伊吹高 書の甲子園で初の全国優勝

11人が入賞・入選

 「書の甲子園」として知られる第33回国際高校生選抜書展で、伊吹高校が団体の部で初の全国優勝を達成した。さらに、創作の部で加藤花季さん(2年)が2年連続で最高賞の文部科学大臣賞に輝いた。
 団体の部は、個人の部の入賞・入選に応じた配点の合計点で競われる。伊吹高書道部の部員15人のうち、加藤さんが文部科学大臣賞、部長の中川あかりさん(3年)が優秀賞、大谷咲楽さん(1年)が秀作賞に輝くなど11人が入賞・入選を果たし、全国優勝を成しとげた。昨年には初めて準優勝となり、全国から注目を集めていた。
 全国優勝に中川さんは「優勝できればいいなと心の中に秘めていたが、いつも通りに書いた。今でも実感が沸かないが、最終学年で優勝でき嬉しい」と笑顔を見せ、「私たちだけで獲れた賞とは思っていない。家族や先生などまわりの方に感謝しないと」と語る。副部長の大間千代さん(3年)は「昨年はあと一歩だったので少し悔しかった。来年こそはと思っていて、優勝できてよかった」と話す。
 同部は蝋やボンドを使うなど多彩な表現を大切にし、イベントなどで披露している機動展示(書道パフォーマンス)も創作意欲を刺激している。顧問の押谷達彦教諭(59)は「好きなように書いて、賞をもらった。すごいな、えらいこっちゃ、というのが正直な思い」と語り、今は来年2月9日に大阪市内で開かれる表彰式で披露するパフォーマンスのことで頭がいっぱいという。

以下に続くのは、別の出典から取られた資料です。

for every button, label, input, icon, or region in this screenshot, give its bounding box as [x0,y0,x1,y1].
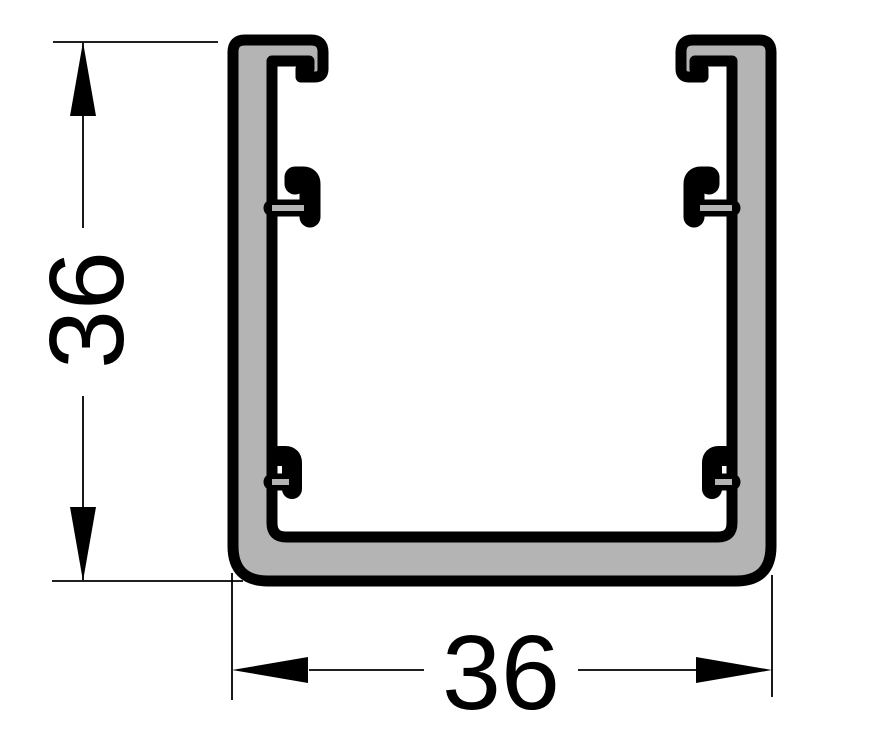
profile-cross-section [233,40,771,581]
dimension-width: 36 [232,573,772,732]
profile-body [233,40,771,581]
hook-upper-right [694,177,732,217]
hook-upper-left [272,177,310,217]
dimension-height: 36 [28,42,243,581]
arrowhead-down-icon [70,507,96,581]
drawing-canvas: 36 36 [0,0,892,743]
dimension-height-label: 36 [28,251,146,369]
arrowhead-right-icon [696,657,772,683]
dimension-width-label: 36 [442,614,560,732]
arrowhead-left-icon [232,657,308,683]
arrowhead-up-icon [70,42,96,116]
technical-drawing: 36 36 [0,0,892,743]
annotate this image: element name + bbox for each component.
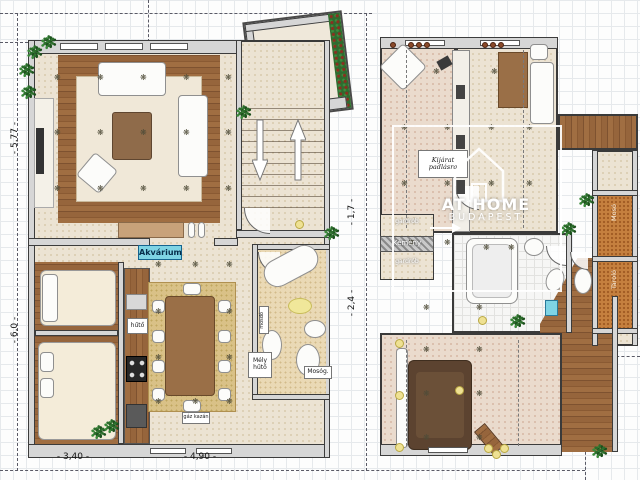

「全国の強豪校が集まるし、普段よりもう少し上手に書かなあかんな」と部員に声をかける。
 国際高校生選抜書展は毎日新聞社と毎日書道会の主催で、応募総数1万0635点(国内1万0494点、海外141点)から入賞206点、入選1821点が選ばれた。
 入賞作品展は来年2月5日から9日まで神戸市の兵庫県立美術館王子分館「原田の森ギャラリー」で、表彰式は2月9日、毎日新聞大阪本社オーバルホールで。


加藤さん 史上初の2年連続最高賞

 2年連続で文部科学大臣賞に輝いた加藤さんの作品は室生犀星の詩「山上の星」からインスピレーションを得て、甲骨文字で「望星」と書き、蝋書きで詩を添えた。作品のテーマを探しているとき、祖母が病気になっていることを知らされ、いつも見上げる夜空の星に病気が治って欲しいとの希望を託した。
 1カ月半をかけて何度も書に向き合い、字のバランス、墨の量、かすれ具合など思い通りに仕上がった作品で書の甲子園に挑んだ。
 加藤さんは伊吹高に入学した際の部活動体験で蝋の香りに引き寄せられて書道部へ。蝋書きを体験したのを機に、書に夢中になった。昨年、書を始めてわずか半年で最高賞を受賞。そして今年も最高賞に輝き、史上初の2年連続の快挙となった。
 「2年連続の受賞に信じられない思い。もう1回、最高賞を獲れるとは思っていなかったのでプレッシャーはなかった。今後も詩を選ぶ自分の感覚を大切にし、納得のいく作品づくりを続けたい」と話している。